The people in charge of F1 aren't known for making popular decisions. That's why we were utterly flabbergasted to learn that the F1's governing body decided to get rid of the rules that basically limited all communications between drivers and their teams. Is that a draft I feel, or did hell freeze over?
Hyperbole aside, F1's radio rules were wildly unpopular with fans, led to some fairly ridiculous penalties, and genuinely alarming, preventable accidents. Force India's Sergio Perez crashed out on the last lap of the Austrian GP because his team chose not to notify him of a brake failure over fear of penalty. Jenson Button received a penalty at the Hungarian GP for being warned of brake failure by his team.

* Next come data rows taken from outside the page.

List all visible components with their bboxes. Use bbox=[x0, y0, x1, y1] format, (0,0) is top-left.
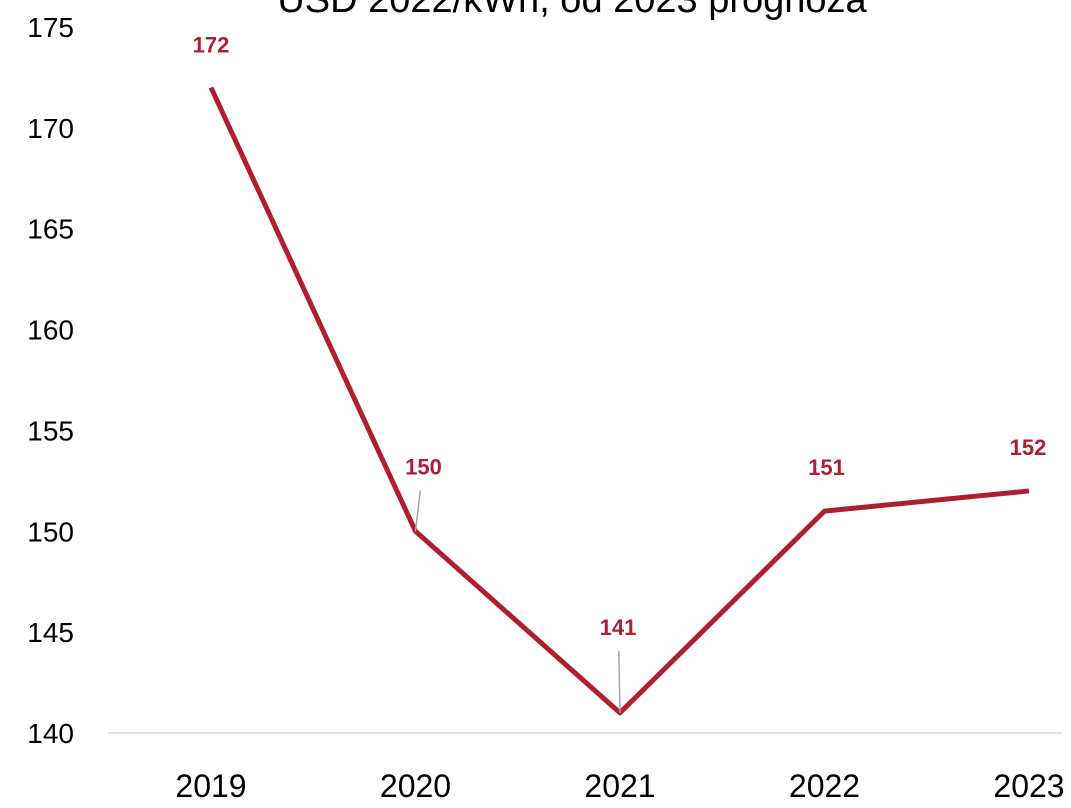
x-tick-label: 2019 bbox=[175, 768, 246, 804]
data-label: 151 bbox=[808, 455, 845, 480]
data-label: 150 bbox=[405, 454, 442, 479]
data-label: 152 bbox=[1010, 435, 1047, 460]
x-tick-label: 2023 bbox=[993, 768, 1064, 804]
x-tick-label: 2021 bbox=[584, 768, 655, 804]
y-tick-label: 150 bbox=[27, 516, 74, 547]
y-tick-label: 140 bbox=[27, 718, 74, 749]
leader-line bbox=[618, 650, 621, 713]
y-tick-label: 155 bbox=[27, 415, 74, 446]
x-tick-label: 2020 bbox=[380, 768, 451, 804]
x-tick-label: 2022 bbox=[789, 768, 860, 804]
y-tick-label: 170 bbox=[27, 113, 74, 144]
data-label: 141 bbox=[600, 615, 637, 640]
y-tick-label: 160 bbox=[27, 315, 74, 346]
y-tick-label: 165 bbox=[27, 214, 74, 245]
data-label: 172 bbox=[193, 33, 230, 58]
chart-title: USD 2022/kWh, od 2023 prognoza bbox=[277, 0, 867, 21]
y-tick-label: 145 bbox=[27, 617, 74, 648]
y-tick-label: 175 bbox=[27, 12, 74, 43]
leader-line bbox=[414, 490, 422, 532]
data-line bbox=[208, 86, 1030, 716]
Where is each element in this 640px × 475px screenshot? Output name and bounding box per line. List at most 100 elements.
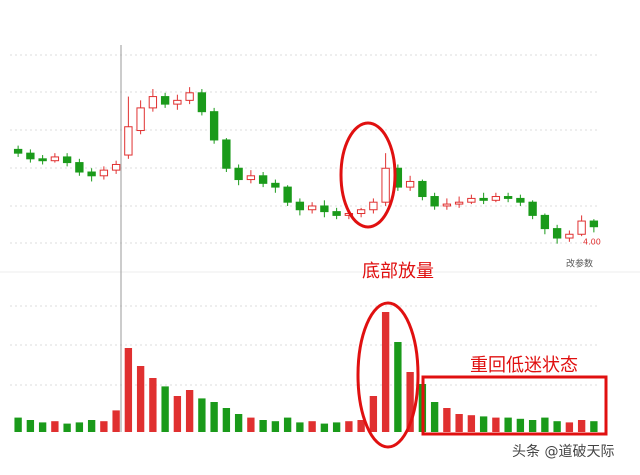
candle-body [283,186,292,203]
volume-bar [210,402,218,432]
highlight-ellipse [339,121,397,229]
candle-body [62,156,72,164]
param-label: 改参数 [566,258,593,270]
candle-body [295,201,305,211]
volume-bar [247,417,255,432]
candle-body [26,152,35,160]
candle-body [540,214,550,230]
volume-bar [467,415,476,432]
volume-bar [38,422,47,432]
candle-body [552,228,562,239]
candle-body [38,158,47,162]
candle-body [271,182,280,188]
volume-bar [320,423,329,432]
candle-body [258,175,268,184]
volume-bar [308,421,316,432]
volume-bar [406,372,414,432]
annotation: 底部放量 [362,261,434,282]
candle-body [124,126,133,156]
volume-bar [136,366,145,432]
candle-body [197,92,207,113]
watermark: 头条 @道破天际 [512,443,614,460]
candle-body [589,220,599,228]
volume-bar [394,342,402,432]
candle-body [418,180,427,198]
candle-body [99,169,109,177]
candle-body [50,156,60,162]
candle-body [87,171,96,177]
candle-body [491,196,501,201]
volume-bar [185,390,194,432]
candle-body [454,201,464,205]
highlight-box [421,375,608,436]
volume-bar [222,408,231,432]
candle-body [75,162,84,173]
volume-bar [553,421,561,432]
candle-body [516,197,525,203]
candle-body [381,167,390,203]
volume-bar [455,414,463,432]
volume-bar [590,421,598,432]
candle-body [405,180,415,188]
volume-bar [430,402,439,432]
volume-bar [283,417,292,432]
candle-body [160,96,170,105]
volume-bar [541,417,549,432]
volume-bar [173,396,182,432]
volume-bar [87,420,96,432]
volume-bar [63,423,71,432]
volume-bar [492,417,500,432]
candle-body [234,167,243,181]
volume-bar [14,417,22,432]
candle-body [185,92,194,101]
candle-body [565,233,574,239]
volume-bar [577,420,586,432]
candle-body [13,148,23,154]
candle-body [479,197,488,201]
volume-bar [271,421,280,432]
candle-body [528,201,537,216]
candle-body [148,96,158,109]
volume-bar [234,414,243,432]
candle-body [332,211,341,216]
candle-body [246,175,256,181]
volume-bar [516,418,525,432]
volume-bar [51,421,59,432]
candle-body [503,196,513,199]
candle-body [222,139,231,169]
low-label: 4.00 [583,238,601,247]
volume-bar [357,420,365,432]
volume-bar [504,417,512,432]
volume-bar [528,420,537,432]
volume-bar [26,420,35,432]
volume-bar [124,348,133,432]
candle-body [173,99,182,105]
candle-body [136,107,145,132]
volume-bar [381,312,390,432]
candle-body [111,163,121,171]
volume-bar [369,396,378,432]
volume-bar [161,386,169,432]
volume-bar [112,410,120,432]
volume-bar [75,422,84,432]
candle-body [430,196,439,207]
volume-bar [198,398,206,432]
candle-body [577,220,586,235]
volume-bar [149,378,157,432]
volume-bar [296,422,304,432]
volume-bar [443,408,451,432]
candle-body [307,205,317,211]
candle-body [467,197,476,203]
volume-bar [565,422,574,432]
volume-bar [332,422,341,432]
candle-body [320,205,329,213]
candle-body [442,203,452,207]
highlight-ellipse [356,301,420,449]
candle-body [209,111,219,141]
candle-body [369,201,378,211]
annotation: 重回低迷状态 [470,355,578,376]
volume-bar [479,416,488,432]
volume-bar [345,421,353,432]
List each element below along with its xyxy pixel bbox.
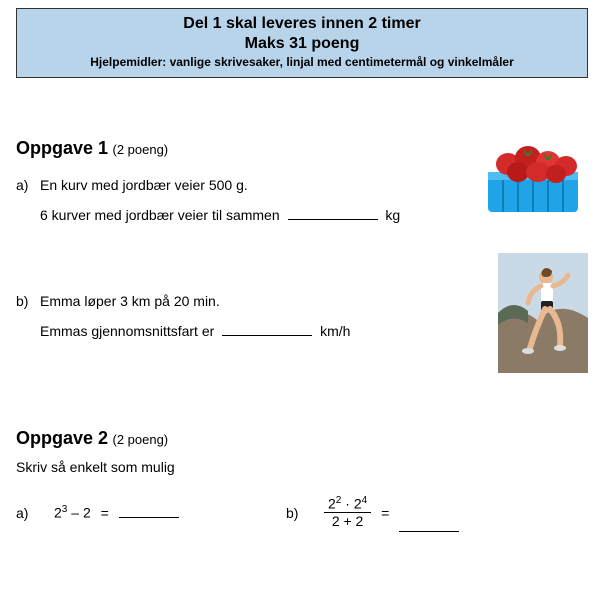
frac-num: 22 · 24 (324, 495, 371, 513)
task-1b-blank (222, 323, 312, 336)
task-1a-unit: kg (385, 207, 400, 223)
task-1b-label: b) (16, 293, 40, 309)
task-2a: a) 23 – 2 = (16, 495, 286, 530)
task-2a-expr: 23 – 2 = (54, 504, 115, 521)
task-2-row: a) 23 – 2 = b) 22 · 24 2 + 2 = (16, 495, 588, 530)
task-1a-label: a) (16, 177, 40, 193)
task-2b-frac: 22 · 24 2 + 2 (324, 495, 371, 530)
task-2-title: Oppgave 2 (16, 428, 108, 448)
header-line-2: Maks 31 poeng (25, 35, 579, 53)
task-1b-unit: km/h (320, 323, 350, 339)
expr-term2: 2 (83, 505, 91, 521)
runner-image (498, 253, 588, 373)
num-base2: 2 (354, 496, 362, 512)
exam-page: Del 1 skal leveres innen 2 timer Maks 31… (0, 0, 604, 580)
num-base1: 2 (328, 496, 336, 512)
num-sup2: 4 (362, 495, 368, 506)
task-1-title: Oppgave 1 (16, 138, 108, 158)
task-1a-blank (288, 207, 378, 220)
task-1b-prefix: Emmas gjennomsnittsfart er (40, 323, 214, 339)
task-2b: b) 22 · 24 2 + 2 = (286, 495, 588, 530)
num-dot: · (341, 496, 353, 512)
header-box: Del 1 skal leveres innen 2 timer Maks 31… (16, 8, 588, 78)
header-line-1: Del 1 skal leveres innen 2 timer (25, 15, 579, 33)
expr-op: – (67, 505, 83, 521)
expr-base1: 2 (54, 505, 62, 521)
task-2: Oppgave 2 (2 poeng) Skriv så enkelt som … (16, 428, 588, 530)
task-1-points: (2 poeng) (112, 142, 168, 157)
strawberry-image (478, 132, 588, 217)
task-1: Oppgave 1 (2 poeng) (16, 138, 588, 398)
task-2-intro: Skriv så enkelt som mulig (16, 459, 588, 475)
task-2a-blank (119, 507, 179, 518)
header-line-3: Hjelpemidler: vanlige skrivesaker, linja… (25, 55, 579, 69)
task-2b-label: b) (286, 505, 310, 521)
task-2a-label: a) (16, 505, 40, 521)
task-1a-prefix: 6 kurver med jordbær veier til sammen (40, 207, 280, 223)
task-2b-eq: = (381, 505, 389, 521)
task-2b-blank (399, 521, 459, 532)
task-2-points: (2 poeng) (112, 432, 168, 447)
frac-den: 2 + 2 (324, 513, 371, 530)
task-2a-eq: = (101, 505, 109, 521)
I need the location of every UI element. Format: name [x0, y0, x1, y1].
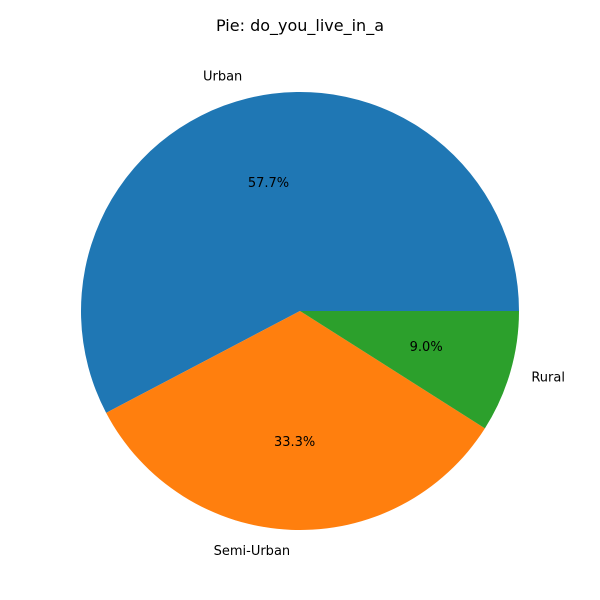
slice-label-urban: Urban	[203, 70, 242, 85]
pie-slice-urban	[81, 92, 520, 413]
chart-title: Pie: do_you_live_in_a	[216, 16, 384, 36]
pct-label-urban: 57.7%	[248, 176, 289, 191]
pie-slice-rural	[300, 311, 519, 429]
labels-group: 57.7% Urban 33.3% Semi-Urban 9.0% Rural	[203, 70, 565, 560]
pie-slice-semi-urban	[106, 311, 485, 530]
slice-label-rural: Rural	[531, 371, 565, 386]
pct-label-rural: 9.0%	[410, 340, 443, 355]
pct-label-semi-urban: 33.3%	[274, 435, 315, 450]
slice-label-semi-urban: Semi-Urban	[214, 544, 291, 559]
slices-group	[81, 92, 520, 530]
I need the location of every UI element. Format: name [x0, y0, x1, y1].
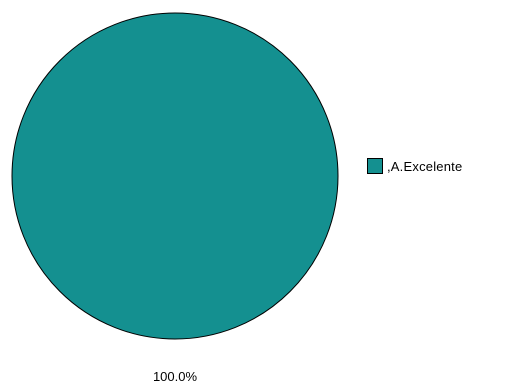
- slice-value-label: 100.0%: [153, 369, 198, 384]
- pie-slice: [11, 12, 339, 340]
- pie-slices: [11, 12, 339, 340]
- legend-swatch: [367, 158, 383, 174]
- chart-legend: ,A.Excelente: [367, 158, 462, 174]
- pie-slice-labels: 100.0%: [153, 369, 198, 384]
- legend-label: ,A.Excelente: [387, 158, 463, 174]
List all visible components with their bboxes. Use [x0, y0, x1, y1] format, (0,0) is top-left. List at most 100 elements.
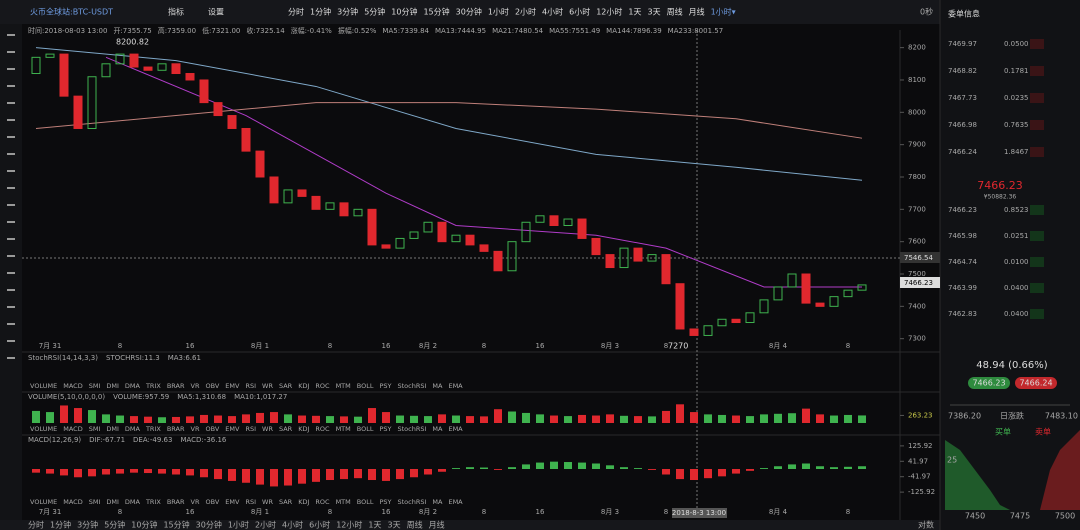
indicator-tab[interactable]: MACD [63, 498, 82, 506]
indicator-tab[interactable]: VR [191, 382, 200, 390]
buy-button[interactable] [968, 377, 1010, 389]
indicator-tab[interactable]: SAR [279, 498, 293, 506]
indicator-tab[interactable]: EMA [448, 382, 463, 390]
volume-bar [88, 410, 96, 423]
indicator-tab[interactable]: MTM [336, 382, 351, 390]
indicator-tab[interactable]: DMA [125, 498, 141, 506]
indicator-tab[interactable]: OBV [205, 382, 219, 390]
indicator-tab[interactable]: MACD [63, 382, 82, 390]
market[interactable]: 火币全球站:BTC-USDT [30, 7, 113, 17]
tool-icon[interactable] [7, 340, 15, 342]
indicator-tab[interactable]: SAR [279, 425, 293, 433]
indicator-tab[interactable]: OBV [205, 425, 219, 433]
tool-icon[interactable] [7, 187, 15, 189]
indicator-tab[interactable]: TRIX [145, 498, 161, 506]
tool-icon[interactable] [7, 68, 15, 70]
indicator-tab[interactable]: RSI [245, 382, 256, 390]
tool-icon[interactable] [7, 289, 15, 291]
indicator-tab[interactable]: VR [191, 498, 200, 506]
sell-price[interactable]: 7466.24 [1019, 379, 1052, 388]
indicator-tab[interactable]: WR [262, 498, 273, 506]
tool-icon[interactable] [7, 357, 15, 359]
indicator-tab[interactable]: DMI [106, 425, 119, 433]
indicator-tab[interactable]: EMA [448, 498, 463, 506]
indicator-tab[interactable]: SMI [89, 382, 101, 390]
volume-bar [130, 416, 138, 423]
indicator-tab[interactable]: SMI [89, 425, 101, 433]
indicator-tab[interactable]: WR [262, 382, 273, 390]
tool-icon[interactable] [7, 255, 15, 257]
indicator-tab[interactable]: StochRSI [398, 425, 427, 433]
tool-icon[interactable] [7, 51, 15, 53]
indicator-tab[interactable]: MTM [336, 498, 351, 506]
indicator-tab[interactable]: PSY [379, 498, 391, 506]
bid-bar [1030, 231, 1044, 241]
tool-icon[interactable] [7, 153, 15, 155]
tool-icon[interactable] [7, 136, 15, 138]
tool-icon[interactable] [7, 306, 15, 308]
tool-icon[interactable] [7, 204, 15, 206]
tool-icon[interactable] [7, 238, 15, 240]
indicator-tab[interactable]: EMV [225, 498, 240, 506]
volume-bar [690, 412, 698, 423]
indicator-tab[interactable]: KDJ [298, 498, 309, 506]
indicator-tab[interactable]: VR [191, 425, 200, 433]
indicator-tab[interactable]: OBV [205, 498, 219, 506]
indicator-tab[interactable]: BRAR [167, 382, 185, 390]
candle [451, 234, 461, 243]
settings-button[interactable]: 设置 [208, 7, 224, 17]
indicator-tab[interactable]: DMA [125, 382, 141, 390]
indicator-tab[interactable]: WR [262, 425, 273, 433]
indicator-tab[interactable]: RSI [245, 498, 256, 506]
indicator-tab[interactable]: KDJ [298, 382, 309, 390]
indicator-tab[interactable]: EMA [448, 425, 463, 433]
tool-icon[interactable] [7, 170, 15, 172]
indicator-tab[interactable]: DMI [106, 382, 119, 390]
indicator-tab[interactable]: ROC [315, 498, 330, 506]
indicator-tab[interactable]: VOLUME [30, 498, 57, 506]
panel-title: 委单信息 [948, 9, 980, 19]
buy-price[interactable]: 7466.23 [972, 379, 1005, 388]
tool-icon[interactable] [7, 102, 15, 104]
tool-icon[interactable] [7, 34, 15, 36]
indicator-tab[interactable]: MA [432, 382, 443, 390]
indicator-tab[interactable]: TRIX [145, 382, 161, 390]
indicator-tab[interactable]: DMA [125, 425, 141, 433]
indicator-tab[interactable]: TRIX [145, 425, 161, 433]
tool-icon[interactable] [7, 85, 15, 87]
indicator-tab[interactable]: MTM [336, 425, 351, 433]
indicator-tab[interactable]: MACD [63, 425, 82, 433]
indicator-tab[interactable]: StochRSI [398, 382, 427, 390]
indicator-tab[interactable]: ROC [315, 382, 330, 390]
indicator-tab[interactable]: SAR [279, 382, 293, 390]
tool-icon[interactable] [7, 272, 15, 274]
log-button[interactable]: 对数 [918, 520, 934, 530]
sell-button[interactable] [1015, 377, 1057, 389]
active-period[interactable]: 1小时▾ [711, 7, 736, 17]
indicator-tab[interactable]: BOLL [357, 498, 374, 506]
macd-bar [298, 469, 306, 484]
indicator-tab[interactable]: BRAR [167, 498, 185, 506]
indicator-tab[interactable]: MA [432, 425, 443, 433]
indicator-tab[interactable]: PSY [379, 382, 391, 390]
indicator-tab[interactable]: KDJ [298, 425, 309, 433]
indicator-tab[interactable]: RSI [245, 425, 256, 433]
indicator-tab[interactable]: DMI [106, 498, 119, 506]
indicator-button[interactable]: 指标 [168, 7, 184, 17]
period-button: 1分钟 [310, 7, 331, 17]
indicator-tab[interactable]: VOLUME [30, 425, 57, 433]
indicator-tab[interactable]: ROC [315, 425, 330, 433]
indicator-tab[interactable]: EMV [225, 425, 240, 433]
indicator-tab[interactable]: MA [432, 498, 443, 506]
indicator-tab[interactable]: BOLL [357, 382, 374, 390]
indicator-tab[interactable]: PSY [379, 425, 391, 433]
indicator-tab[interactable]: SMI [89, 498, 101, 506]
indicator-tab[interactable]: BRAR [167, 425, 185, 433]
indicator-tab[interactable]: StochRSI [398, 498, 427, 506]
tool-icon[interactable] [7, 119, 15, 121]
indicator-tab[interactable]: VOLUME [30, 382, 57, 390]
tool-icon[interactable] [7, 323, 15, 325]
indicator-tab[interactable]: EMV [225, 382, 240, 390]
indicator-tab[interactable]: BOLL [357, 425, 374, 433]
tool-icon[interactable] [7, 221, 15, 223]
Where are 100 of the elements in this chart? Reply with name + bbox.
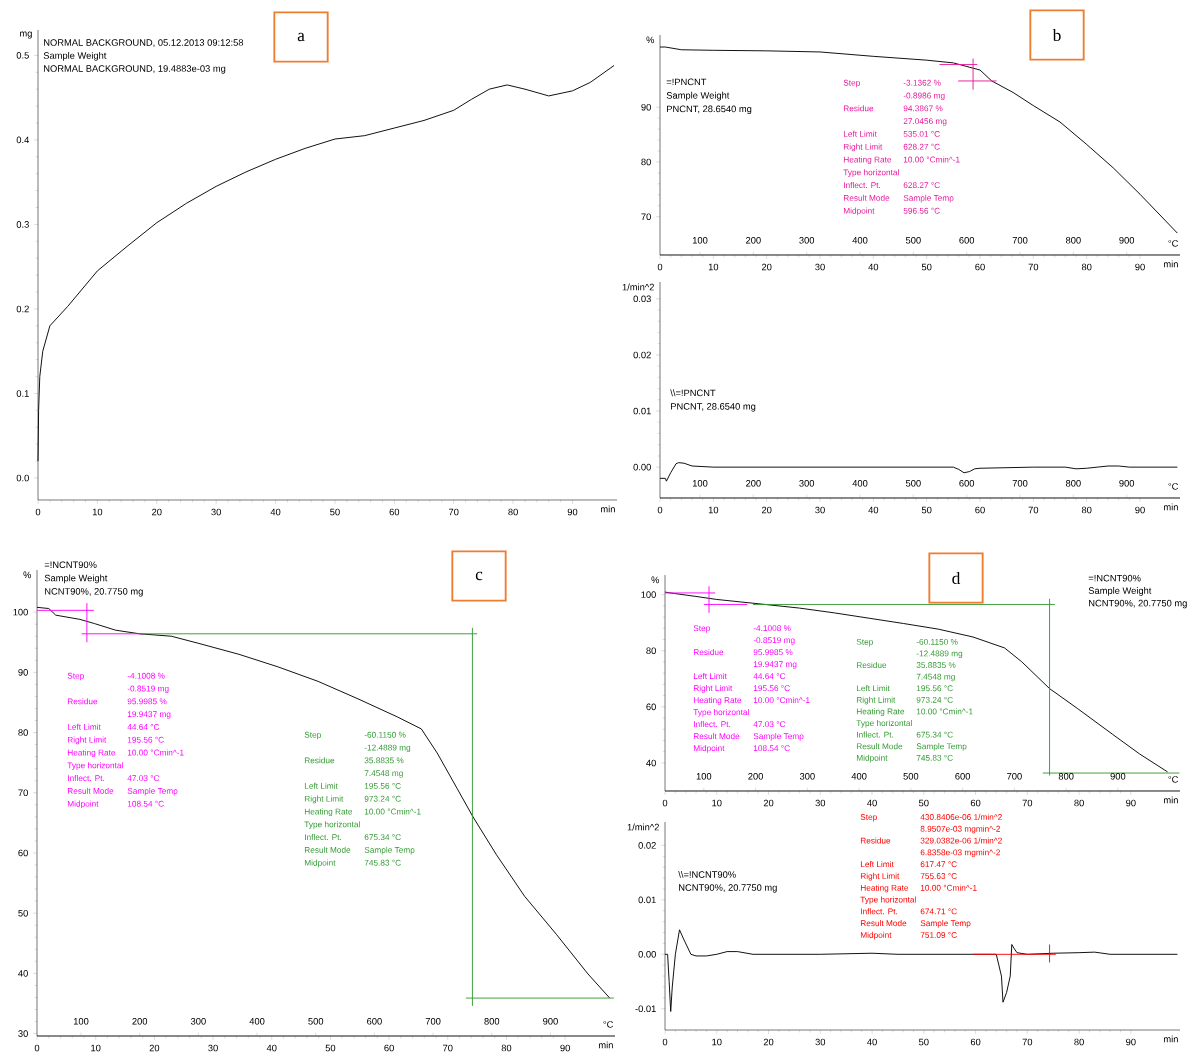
annotation: 7.4548 mg: [364, 770, 403, 778]
y-tick-label: 80: [18, 729, 28, 736]
x2-tick-label: 600: [367, 1018, 382, 1025]
annotation: NCNT90%, 20.7750 mg: [679, 884, 777, 893]
annotation: 628.27 °C: [903, 143, 940, 150]
x-tick-label: 0: [35, 508, 41, 516]
annotation: 47.03 °C: [127, 775, 160, 782]
y-tick-label: 60: [18, 849, 28, 857]
annotation: NCNT90%, 20.7750 mg: [1089, 599, 1187, 609]
text: Step: [860, 814, 877, 822]
x-tick-label: 60: [389, 508, 400, 516]
annotation: Right Limit: [693, 685, 733, 693]
annotation: Right Limit: [843, 143, 883, 152]
x-tick-label: 50: [921, 506, 932, 514]
x-tick-label: 0: [662, 1038, 668, 1046]
annotation: 10.00 °Cmin^-1: [920, 884, 977, 891]
y-tick-label: 90: [18, 669, 28, 676]
x2-tick-label: 400: [852, 237, 868, 244]
x2-tick-label: 700: [1007, 773, 1022, 780]
y-axis-title: %: [23, 571, 32, 579]
x2-tick-label: 600: [955, 773, 971, 780]
annotation: Heating Rate: [856, 708, 905, 717]
x-tick-label: 30: [815, 263, 825, 271]
x-tick-label: 30: [815, 799, 826, 807]
text: =!NCNT90%: [44, 561, 97, 569]
annotation: 195.56 °C: [753, 685, 790, 692]
x-tick-label: 50: [918, 799, 929, 807]
annotation: 675.34 °C: [364, 834, 401, 841]
x-axis-title: min: [1164, 1035, 1178, 1043]
annotation: Heating Rate: [843, 156, 892, 165]
annotation: 35.8835 %: [916, 662, 956, 668]
y-tick-label: 0.3: [16, 221, 29, 228]
annotation: -12.4889 mg: [364, 744, 411, 753]
annotation: NCNT90%, 20.7750 mg: [45, 588, 143, 597]
annotation: 195.56 °C: [127, 736, 164, 743]
x-tick-label: 30: [211, 508, 221, 516]
annotation: 329.0382e-06 1/min^2: [920, 837, 1002, 844]
annotation: 745.83 °C: [916, 754, 953, 761]
annotation: Left Limit: [67, 723, 101, 730]
x-tick-label: 40: [867, 1038, 877, 1046]
x-tick-label: 40: [867, 799, 877, 807]
x-tick-label: 70: [1022, 1038, 1033, 1046]
annotation: Right Limit: [67, 736, 107, 745]
y-tick-label: 30: [18, 1030, 28, 1037]
annotation: Sample Temp: [364, 846, 415, 855]
x2-axis-title: °C: [1168, 483, 1179, 490]
annotation: Right Limit: [860, 872, 900, 881]
x2-tick-label: 800: [484, 1018, 500, 1025]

"We've decided to open up radio communication again," Bernie Ecclestone said . "Everyone will again be able to say what they want."
The decision to reverse these rules accompanied the FIA's announcement that it wouldn't adopt 'Halo' safety cockpits for the 2017 season. Drivers and teams won't be able to communicate on the formation lap, but during the race proper, all communications are kosher. This change goes into effect immediately, just before this weekend's German Grand Prix.
Of course, Ecclestone and other F1 rule makers didn't reverse radio rules for the good of the sport. Don't be ridiculous! They did it because, according to Ecclestone, having more communications between teams and drivers makes for better TV.
Ecclestone apparently told Autosport that the lack of radio was "not good for the show."
Oh well, at least F1 made a good decision . . . even if it was done for silly reasons.